Par François Roustang.
Laisser exister l’autre, c’est lui permettre d’être lui-même. S’il veut s’enfermer dans un rôle ou dans les limites que sa fonction sociale lui assigne, peu importe. Puisque c’est aujourd’hui ou maintenant son souhait, je n’ai pas à forcer sa porte, à le contraindre à manifester le fond de sa personne. S’il veut se contenter à l’heure présente de parler de la pluie et du beau temps, de n’aborder que des questions qui ne le concernent pas directement, de bavarder de tout et de rien, j’ai à le laisser être ce qu’il désire. À travers ces paroles banales ou surfaites, il en dit déjà bien assez sur lui-même, car il y a l’intonation de la voix, il y a les gestes, il y a les accents ; et peu à peu se lève une série d’harmonies qui le dévoile bien au-delà de ce qu’il formule en clair. Quelqu’un apparaît dans sa complexité vivante que je m’efforce seulement de laisser être ce qu’elle est, de laisser se répandre et me remplir sans savoir où nous allons, sans comprendre, sans interpréter, sans réfléchir surtout, car cela mettrait fin à cette relation de pure existence qui est comme l’humus de toute rencontre possible.
Si je ne laisse pas l’autre et les autres exister, c’est que je n’existe pas moi-même.
Il me semble que permettre à mon interlocuteur de se livrer ainsi devient pour moi une menace. Je crains de me voir engloutir par cette marée qui monte, par ces forces premières qui ne vont pas manquer de se manifester si je n’élève immédiatement quelque digue puissante, si je ne m’affirme pas moi-même par un contre-bavardage, si je ne tente tout de suite de dire ma propre pensée et de formuler un certain nombre de propositions qui diffèrent des siennes. Je suis incapable de me taire et de recevoir l’autre qui m’arrive de plein fouet, parce que je manque de véritables assises personnelles, parce que l’arrière-pays me fait défaut et que, autoriser l’autre à passer mes frontières les plus visibles, c’est me condamner, semble-t-il, à une irrémédiable invasion.
Apprendre à se taire constitue la première condition de toute rencontre.
Il ne s’agit pas de mutisme, cette caricature du véritable silence, mais d’un accueil sans limite, qui peut d’ailleurs se traduire en surface tout aussi bien par la parole que par son absence. Tant que l’on arrive à l’autre avec ses prétentions, fussent celles de l’affection la plus intelligente ou du zèle le mieux intentionné, on ne le respecte pas vraiment dans ce qu’il a de plus personnel. À l’inverse, faire silence en soi-même, non par principe ou par méthode, ce qui serait encore une façon de s’imposer, mais parce qu’on accepte d’abord de ne pas comprendre, de ne pas savoir, de ne rien connaître, donne à l’autre l’occasion d’expérimenter quelque chose de l’amour créateur, car il existe, il se met à exister pour quelqu’un, il entre dans une relation où la totalité de sa personne, et non pas seulement l’un ou l’autre de ses aspects, est prise en considération.
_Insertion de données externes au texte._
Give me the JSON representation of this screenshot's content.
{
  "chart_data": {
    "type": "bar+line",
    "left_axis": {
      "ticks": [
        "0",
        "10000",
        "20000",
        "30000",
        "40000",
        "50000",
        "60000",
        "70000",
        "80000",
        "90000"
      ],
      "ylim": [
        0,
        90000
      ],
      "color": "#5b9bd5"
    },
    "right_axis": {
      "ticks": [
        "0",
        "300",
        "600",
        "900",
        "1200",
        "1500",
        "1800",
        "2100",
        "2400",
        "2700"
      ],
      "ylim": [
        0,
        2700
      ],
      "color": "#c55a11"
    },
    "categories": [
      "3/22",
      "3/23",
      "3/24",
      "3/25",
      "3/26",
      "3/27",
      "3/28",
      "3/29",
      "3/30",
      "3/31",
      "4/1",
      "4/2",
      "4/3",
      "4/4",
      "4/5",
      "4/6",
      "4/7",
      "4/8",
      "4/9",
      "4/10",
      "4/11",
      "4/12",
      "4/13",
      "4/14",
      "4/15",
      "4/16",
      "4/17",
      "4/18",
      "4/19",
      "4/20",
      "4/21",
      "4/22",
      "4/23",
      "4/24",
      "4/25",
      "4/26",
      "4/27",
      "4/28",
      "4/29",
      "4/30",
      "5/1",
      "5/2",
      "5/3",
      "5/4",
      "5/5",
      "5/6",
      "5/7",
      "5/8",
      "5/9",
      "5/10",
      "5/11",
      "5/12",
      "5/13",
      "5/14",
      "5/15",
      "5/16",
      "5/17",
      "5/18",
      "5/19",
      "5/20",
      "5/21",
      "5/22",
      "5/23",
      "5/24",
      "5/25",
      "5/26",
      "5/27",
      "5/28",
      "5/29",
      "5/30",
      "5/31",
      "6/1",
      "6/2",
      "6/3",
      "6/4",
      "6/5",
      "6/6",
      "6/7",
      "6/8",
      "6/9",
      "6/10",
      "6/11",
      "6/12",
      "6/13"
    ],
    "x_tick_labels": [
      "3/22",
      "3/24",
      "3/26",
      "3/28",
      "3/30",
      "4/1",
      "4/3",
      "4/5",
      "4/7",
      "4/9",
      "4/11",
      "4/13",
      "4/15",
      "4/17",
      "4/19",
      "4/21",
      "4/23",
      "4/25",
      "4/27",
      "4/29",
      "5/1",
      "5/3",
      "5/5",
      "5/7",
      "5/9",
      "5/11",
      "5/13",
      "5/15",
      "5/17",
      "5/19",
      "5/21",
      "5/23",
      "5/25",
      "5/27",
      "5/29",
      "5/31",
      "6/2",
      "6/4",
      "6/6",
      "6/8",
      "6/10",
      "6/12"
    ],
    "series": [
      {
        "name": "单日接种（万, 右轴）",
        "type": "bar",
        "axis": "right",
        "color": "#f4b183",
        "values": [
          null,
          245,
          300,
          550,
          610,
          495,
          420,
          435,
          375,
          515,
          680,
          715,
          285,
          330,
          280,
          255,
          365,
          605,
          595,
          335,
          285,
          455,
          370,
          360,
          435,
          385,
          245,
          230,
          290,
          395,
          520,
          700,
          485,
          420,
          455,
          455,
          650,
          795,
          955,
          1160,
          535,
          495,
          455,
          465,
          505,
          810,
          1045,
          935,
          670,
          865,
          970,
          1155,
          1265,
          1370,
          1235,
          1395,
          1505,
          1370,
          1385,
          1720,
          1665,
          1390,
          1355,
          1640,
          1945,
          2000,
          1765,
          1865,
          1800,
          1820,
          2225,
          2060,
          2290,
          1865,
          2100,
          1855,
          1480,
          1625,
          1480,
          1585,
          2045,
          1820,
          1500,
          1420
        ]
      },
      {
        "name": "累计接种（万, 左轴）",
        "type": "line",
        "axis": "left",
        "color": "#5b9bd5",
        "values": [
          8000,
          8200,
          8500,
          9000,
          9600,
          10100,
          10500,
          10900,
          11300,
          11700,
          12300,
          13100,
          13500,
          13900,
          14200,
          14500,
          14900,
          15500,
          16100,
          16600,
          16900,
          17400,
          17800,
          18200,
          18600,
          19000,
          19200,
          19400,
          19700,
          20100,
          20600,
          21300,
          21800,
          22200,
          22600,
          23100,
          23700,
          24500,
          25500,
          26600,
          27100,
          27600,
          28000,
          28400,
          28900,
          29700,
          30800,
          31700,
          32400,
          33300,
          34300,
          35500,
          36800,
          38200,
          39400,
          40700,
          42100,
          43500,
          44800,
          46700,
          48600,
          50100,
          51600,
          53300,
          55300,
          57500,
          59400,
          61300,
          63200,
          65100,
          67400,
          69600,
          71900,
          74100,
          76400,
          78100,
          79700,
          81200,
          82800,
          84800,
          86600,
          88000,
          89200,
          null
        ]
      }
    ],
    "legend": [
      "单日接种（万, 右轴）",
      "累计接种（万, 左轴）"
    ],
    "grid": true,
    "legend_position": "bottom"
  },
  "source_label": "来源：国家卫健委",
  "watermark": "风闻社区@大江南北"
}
Si l’on peut reconnaître en cette attitude la base de la véritable charité, on peut y voir également son faîte, car le plus grand amour est celui qui embrasse, reçoit, affirme toute l’existence de l’autre et se lie à tout ce qu’il est aujourd’hui.
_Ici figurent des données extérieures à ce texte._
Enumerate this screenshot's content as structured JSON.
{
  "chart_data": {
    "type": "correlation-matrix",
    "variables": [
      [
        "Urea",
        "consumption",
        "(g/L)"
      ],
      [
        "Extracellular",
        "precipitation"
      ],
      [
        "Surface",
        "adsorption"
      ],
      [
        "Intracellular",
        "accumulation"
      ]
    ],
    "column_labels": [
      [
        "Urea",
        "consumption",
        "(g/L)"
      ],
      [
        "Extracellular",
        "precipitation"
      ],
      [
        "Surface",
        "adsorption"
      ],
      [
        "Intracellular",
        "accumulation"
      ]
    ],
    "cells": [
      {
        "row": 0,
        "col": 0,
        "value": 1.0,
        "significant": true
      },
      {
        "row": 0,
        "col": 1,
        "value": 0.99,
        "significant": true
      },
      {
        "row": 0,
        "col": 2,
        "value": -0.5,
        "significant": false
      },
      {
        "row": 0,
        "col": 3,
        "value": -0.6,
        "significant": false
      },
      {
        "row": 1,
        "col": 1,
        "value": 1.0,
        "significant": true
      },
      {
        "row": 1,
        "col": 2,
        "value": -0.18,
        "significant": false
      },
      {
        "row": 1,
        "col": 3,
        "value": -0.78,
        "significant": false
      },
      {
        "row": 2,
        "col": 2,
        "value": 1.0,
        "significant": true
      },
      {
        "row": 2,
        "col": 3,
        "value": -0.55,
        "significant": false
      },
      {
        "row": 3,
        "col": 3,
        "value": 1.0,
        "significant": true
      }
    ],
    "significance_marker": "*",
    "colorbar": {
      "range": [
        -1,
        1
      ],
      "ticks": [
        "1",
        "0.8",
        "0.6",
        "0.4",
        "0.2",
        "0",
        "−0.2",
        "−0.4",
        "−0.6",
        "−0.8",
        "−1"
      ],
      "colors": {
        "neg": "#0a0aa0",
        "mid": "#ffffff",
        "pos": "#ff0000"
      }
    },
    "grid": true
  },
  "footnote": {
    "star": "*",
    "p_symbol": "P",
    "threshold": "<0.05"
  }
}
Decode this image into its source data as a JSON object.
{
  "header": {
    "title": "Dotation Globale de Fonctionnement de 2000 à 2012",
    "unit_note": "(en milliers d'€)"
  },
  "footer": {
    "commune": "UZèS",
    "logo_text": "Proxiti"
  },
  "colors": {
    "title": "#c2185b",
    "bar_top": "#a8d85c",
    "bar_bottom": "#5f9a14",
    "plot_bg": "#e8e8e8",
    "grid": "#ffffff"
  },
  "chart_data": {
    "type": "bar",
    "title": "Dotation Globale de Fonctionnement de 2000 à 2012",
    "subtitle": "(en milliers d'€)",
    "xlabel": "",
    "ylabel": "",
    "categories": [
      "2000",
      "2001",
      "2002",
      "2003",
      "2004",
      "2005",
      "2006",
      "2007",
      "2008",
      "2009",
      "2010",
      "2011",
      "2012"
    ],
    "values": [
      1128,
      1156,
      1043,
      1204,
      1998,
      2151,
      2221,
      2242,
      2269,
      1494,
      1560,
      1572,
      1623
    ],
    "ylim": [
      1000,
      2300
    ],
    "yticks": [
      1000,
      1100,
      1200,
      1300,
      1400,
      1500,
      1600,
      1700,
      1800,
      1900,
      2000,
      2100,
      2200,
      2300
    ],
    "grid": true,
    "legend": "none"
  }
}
Lorsque le silence s’établit entre deux individus, lorsqu’il se propage dans un groupe ou qu’il circule au cœur d’une assemblée, chacun découvre qu’il existe avec et pour les autres.
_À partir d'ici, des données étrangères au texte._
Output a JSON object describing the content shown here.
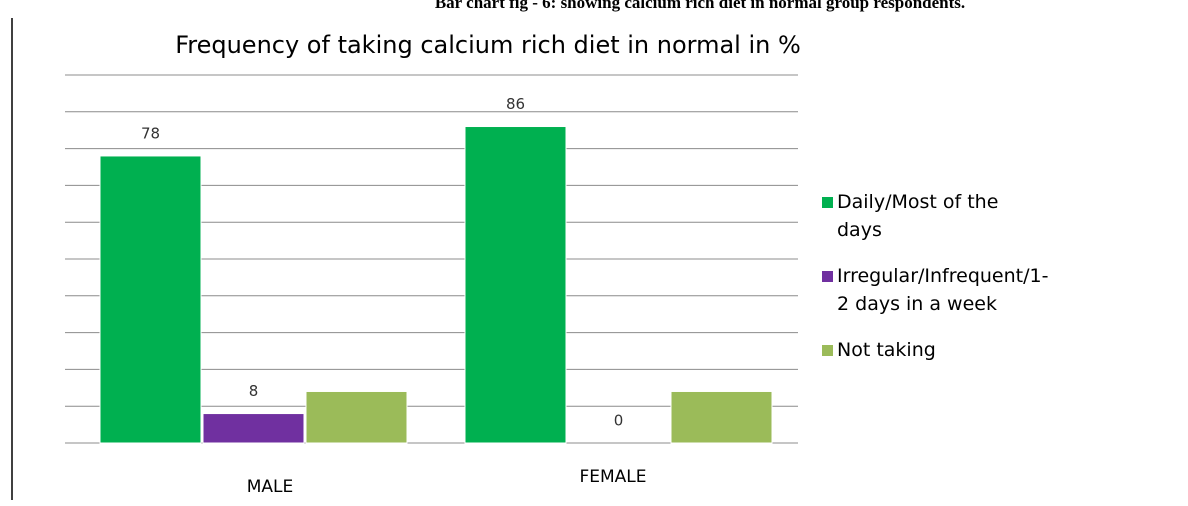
{
  "caption": "Bar chart fig - 6: showing calcium rich diet in normal group respondents.",
  "chart_data": {
    "type": "bar",
    "title": "Frequency of taking calcium rich diet in normal in %",
    "categories": [
      "MALE",
      "FEMALE"
    ],
    "series": [
      {
        "name": "Daily/Most of the days",
        "color": "#00b050",
        "values": [
          78,
          86
        ],
        "labels": true
      },
      {
        "name": "Irregular/Infrequent/1-2 days in a week",
        "color": "#7030a0",
        "values": [
          8,
          0
        ],
        "labels": true
      },
      {
        "name": "Not taking",
        "color": "#9bbb59",
        "values": [
          14,
          14
        ],
        "labels": false
      }
    ],
    "ylim": [
      0,
      100
    ],
    "yticks": [
      0,
      10,
      20,
      30,
      40,
      50,
      60,
      70,
      80,
      90,
      100
    ],
    "grid": true,
    "legend": "right"
  }
}
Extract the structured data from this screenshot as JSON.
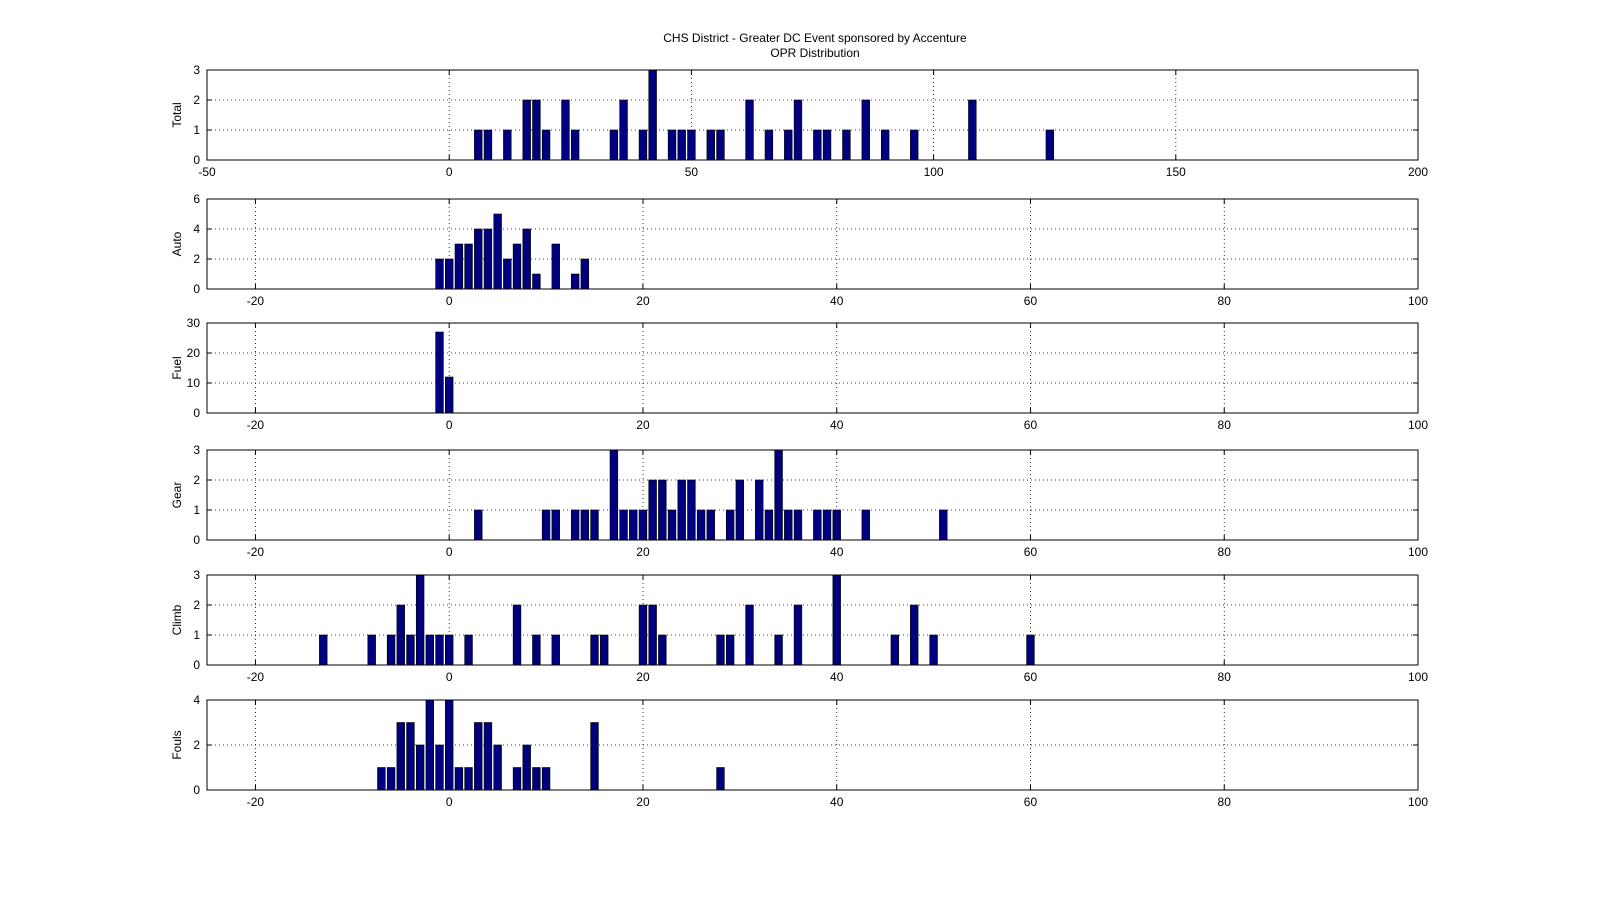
{
  "figure": {
    "title_line1": "CHS District - Greater DC Event sponsored by Accenture",
    "title_line2": "OPR Distribution"
  },
  "colors": {
    "bar_fill": "#00007f",
    "bar_stroke": "#000000",
    "grid": "#000000"
  },
  "chart_data": [
    {
      "type": "bar",
      "ylabel": "Total",
      "xlim": [
        -50,
        200
      ],
      "ylim": [
        0,
        3
      ],
      "xticks": [
        -50,
        0,
        50,
        100,
        150,
        200
      ],
      "yticks": [
        0,
        1,
        2,
        3
      ],
      "bin_width": 2,
      "grid": true,
      "x": [
        6,
        8,
        12,
        16,
        18,
        20,
        24,
        26,
        34,
        36,
        40,
        42,
        46,
        48,
        50,
        54,
        56,
        62,
        66,
        70,
        72,
        76,
        78,
        82,
        86,
        90,
        96,
        108,
        124
      ],
      "values": [
        1,
        1,
        1,
        2,
        2,
        1,
        2,
        1,
        1,
        2,
        1,
        3,
        1,
        1,
        1,
        1,
        1,
        2,
        1,
        1,
        2,
        1,
        1,
        1,
        2,
        1,
        1,
        2,
        1
      ]
    },
    {
      "type": "bar",
      "ylabel": "Auto",
      "xlim": [
        -25,
        100
      ],
      "ylim": [
        0,
        6
      ],
      "xticks": [
        -20,
        0,
        20,
        40,
        60,
        80,
        100
      ],
      "yticks": [
        0,
        2,
        4,
        6
      ],
      "bin_width": 1,
      "grid": true,
      "x": [
        -1,
        0,
        1,
        2,
        3,
        4,
        5,
        6,
        7,
        8,
        9,
        11,
        13,
        14
      ],
      "values": [
        2,
        2,
        3,
        3,
        4,
        4,
        5,
        2,
        3,
        4,
        1,
        3,
        1,
        2
      ]
    },
    {
      "type": "bar",
      "ylabel": "Fuel",
      "xlim": [
        -25,
        100
      ],
      "ylim": [
        0,
        30
      ],
      "xticks": [
        -20,
        0,
        20,
        40,
        60,
        80,
        100
      ],
      "yticks": [
        0,
        10,
        20,
        30
      ],
      "bin_width": 1,
      "grid": true,
      "x": [
        -1,
        0
      ],
      "values": [
        27,
        12
      ]
    },
    {
      "type": "bar",
      "ylabel": "Gear",
      "xlim": [
        -25,
        100
      ],
      "ylim": [
        0,
        3
      ],
      "xticks": [
        -20,
        0,
        20,
        40,
        60,
        80,
        100
      ],
      "yticks": [
        0,
        1,
        2,
        3
      ],
      "bin_width": 1,
      "grid": true,
      "x": [
        3,
        10,
        11,
        13,
        14,
        15,
        17,
        18,
        19,
        20,
        21,
        22,
        23,
        24,
        25,
        26,
        27,
        29,
        30,
        32,
        33,
        34,
        35,
        36,
        38,
        39,
        40,
        43,
        51
      ],
      "values": [
        1,
        1,
        1,
        1,
        1,
        1,
        3,
        1,
        1,
        1,
        2,
        2,
        1,
        2,
        2,
        1,
        1,
        1,
        2,
        2,
        1,
        3,
        1,
        1,
        1,
        1,
        1,
        1,
        1
      ]
    },
    {
      "type": "bar",
      "ylabel": "Climb",
      "xlim": [
        -25,
        100
      ],
      "ylim": [
        0,
        3
      ],
      "xticks": [
        -20,
        0,
        20,
        40,
        60,
        80,
        100
      ],
      "yticks": [
        0,
        1,
        2,
        3
      ],
      "bin_width": 1,
      "grid": true,
      "x": [
        -13,
        -8,
        -6,
        -5,
        -4,
        -3,
        -2,
        -1,
        0,
        2,
        7,
        9,
        11,
        15,
        16,
        20,
        21,
        22,
        28,
        29,
        31,
        34,
        36,
        40,
        46,
        48,
        50,
        60
      ],
      "values": [
        1,
        1,
        1,
        2,
        1,
        3,
        1,
        1,
        1,
        1,
        2,
        1,
        1,
        1,
        1,
        2,
        2,
        1,
        1,
        1,
        2,
        1,
        2,
        3,
        1,
        2,
        1,
        1
      ]
    },
    {
      "type": "bar",
      "ylabel": "Fouls",
      "xlim": [
        -25,
        100
      ],
      "ylim": [
        0,
        4
      ],
      "xticks": [
        -20,
        0,
        20,
        40,
        60,
        80,
        100
      ],
      "yticks": [
        0,
        2,
        4
      ],
      "bin_width": 1,
      "grid": true,
      "x": [
        -7,
        -6,
        -5,
        -4,
        -3,
        -2,
        -1,
        0,
        1,
        2,
        3,
        4,
        5,
        7,
        8,
        9,
        10,
        15,
        28
      ],
      "values": [
        1,
        1,
        3,
        3,
        2,
        4,
        2,
        4,
        1,
        1,
        3,
        3,
        2,
        1,
        2,
        1,
        1,
        3,
        1
      ]
    }
  ]
}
Il reprend contact avec les forces mystérieuses qui, bien au-delà des paroles, des gestes ou des actions, travaillent les personnes réunies et leur donnent de communiquer à un niveau qui peut d’abord sembler élémentaire, mais qui, en faisant tomber les barrières formelles et pauvres des relations coutumières, se révèle comme l’origine de tout. Il ne s’agit pas là cependant d’un retour au chaos, mais d’une participation aux sources vives de l’humanité, que les lois, les règlements, les habitudes sociales et les dogmes tendent à cacher par souci d’établir l’ordre et d’introduire à un univers policé. L’Esprit d’amour, seul capable de rassembler les hommes, est d’abord l’Esprit créateur qui vient briser tous nos cadres rigides et froids, qui rend fluides toutes les institutions, bouscule toutes les défenses, pour transmettre la vie et le mouvement. Il faut se taire devant les autres pour entendre bruire ce souffle plus puissant que tous les efforts des volontés humaines, fussent-elles attelées au même labeur, plus saint déjà que la hauteur des pensées communes et l’élan conjugué des cœurs.
Source : Extrait de « Même si » de Pierre Imberdis et Xavier Perrin, 2003, Editions Droguet et Ardant.